Kernel Regression

Here I will demonstrate how to use kernel regression to smooth a line of x-y values. This will smooth the line and highlight the signal from the noise.


In [2]:
# load the libraries
%matplotlib inline
import matplotlib.pyplot as plt
import numpy as np
from sklearn.grid_search import GridSearchCV
from sklearn.kernel_ridge import KernelRidge
import urllib2

In [3]:
# read the data. This is just x/y data in this tab separated file

x = []
y = []

data = urllib2.urlopen("https://edwards.sdsu.edu/~redwards/coverage.tsv")

for l in data:
    p=l.strip().split("\t")
    x.append(float(p[0]))
    y.append(float(p[1]))

# create numpy arrays for the kde work    
ny = np.array(y)
nx = np.array(x)

print("X range: {} : {}\nY range: {} : {}".format(min(x), max(x), min(y), max(y)))


X range: 0.0 : 1545.0
Y range: 0.0 : 4901.0

Kernel regression.

There are a couple of methods of kernel regression in Python, but here I am using KernelRidgeRegression.
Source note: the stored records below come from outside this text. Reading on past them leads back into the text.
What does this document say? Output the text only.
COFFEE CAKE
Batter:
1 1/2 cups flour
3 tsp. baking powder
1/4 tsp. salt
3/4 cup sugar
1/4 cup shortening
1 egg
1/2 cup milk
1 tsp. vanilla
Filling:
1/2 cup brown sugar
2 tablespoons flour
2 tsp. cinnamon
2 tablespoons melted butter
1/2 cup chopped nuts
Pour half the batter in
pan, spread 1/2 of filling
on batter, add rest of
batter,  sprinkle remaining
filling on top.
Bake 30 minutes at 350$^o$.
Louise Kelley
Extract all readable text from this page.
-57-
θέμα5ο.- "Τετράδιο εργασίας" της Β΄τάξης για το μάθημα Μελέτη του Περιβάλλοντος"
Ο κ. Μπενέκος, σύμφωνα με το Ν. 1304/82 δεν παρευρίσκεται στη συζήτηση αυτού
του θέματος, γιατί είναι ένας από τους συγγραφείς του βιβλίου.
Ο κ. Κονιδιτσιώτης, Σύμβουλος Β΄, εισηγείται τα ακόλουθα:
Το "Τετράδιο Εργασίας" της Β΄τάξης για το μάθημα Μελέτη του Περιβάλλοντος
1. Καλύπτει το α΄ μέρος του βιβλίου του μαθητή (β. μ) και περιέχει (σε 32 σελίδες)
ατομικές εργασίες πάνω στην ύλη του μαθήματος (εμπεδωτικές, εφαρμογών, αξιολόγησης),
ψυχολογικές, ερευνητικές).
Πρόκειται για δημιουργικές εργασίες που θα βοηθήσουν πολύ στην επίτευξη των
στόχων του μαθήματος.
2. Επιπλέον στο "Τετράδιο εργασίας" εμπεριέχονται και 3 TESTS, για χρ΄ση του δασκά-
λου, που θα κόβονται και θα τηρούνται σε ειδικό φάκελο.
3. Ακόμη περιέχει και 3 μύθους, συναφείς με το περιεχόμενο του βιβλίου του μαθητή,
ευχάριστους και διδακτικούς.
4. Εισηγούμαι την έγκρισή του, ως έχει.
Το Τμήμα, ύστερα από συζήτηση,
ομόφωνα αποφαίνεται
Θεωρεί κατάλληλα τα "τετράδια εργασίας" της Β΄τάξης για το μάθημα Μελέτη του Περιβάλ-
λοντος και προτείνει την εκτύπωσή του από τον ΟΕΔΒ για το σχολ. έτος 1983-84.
Underneath they basically all do the same thing.

I am using the grid search cross validation in this step, or below I just use the regression without cross validation


In [ ]:
grid = GridSearchCV(
    KernelRidge(kernel='rbf', gamma=1e-4),
    param_grid={"alpha": [0.1, 0.01, 0.001], "gamma": np.logspace(-4, -3, 5)},
                cv=5)  # 5-fold cross-validation ... cut from 20 to reduce run time

grid.fit(nx[:, None], ny[:, None])
print(grid.best_params_)

# this is what we will plot on the graph
x_pred = np.linspace(min(x), max(x), 10000)[:, None]
y_pred = grid.predict(xaxis_pred)

In [6]:
kr = KernelRidge(kernel='rbf', gamma=1e-4, alpha=0.001)

kr.fit(nx[:, None], ny[:, None])

# this is what we will plot on the graph
x_pred = np.linspace(min(x), max(x), 10000)[:, None]
y_pred = kr.predict(x_pred)

Plot the data

We just make the figure!


In [10]:
fig = plt.figure()
ax = fig.add_subplot(111)

ax2=ax.twinx()

ax.plot(x, y, color='r')

ax2.plot(x_pred, y_pred, color='blue')
ax2.set_ylabel("predictions")
ax2.set_ylim([0, 5000])

ax.set_xlabel("Position")
ax.set_ylabel("Coverage")

ax.spines['top'].set_visible(False)
ax.spines['right'].set_visible(False)
ax.get_xaxis().tick_bottom()
ax.get_yaxis().tick_left()

fig.set_facecolor('white')

plt.show()



In [ ]: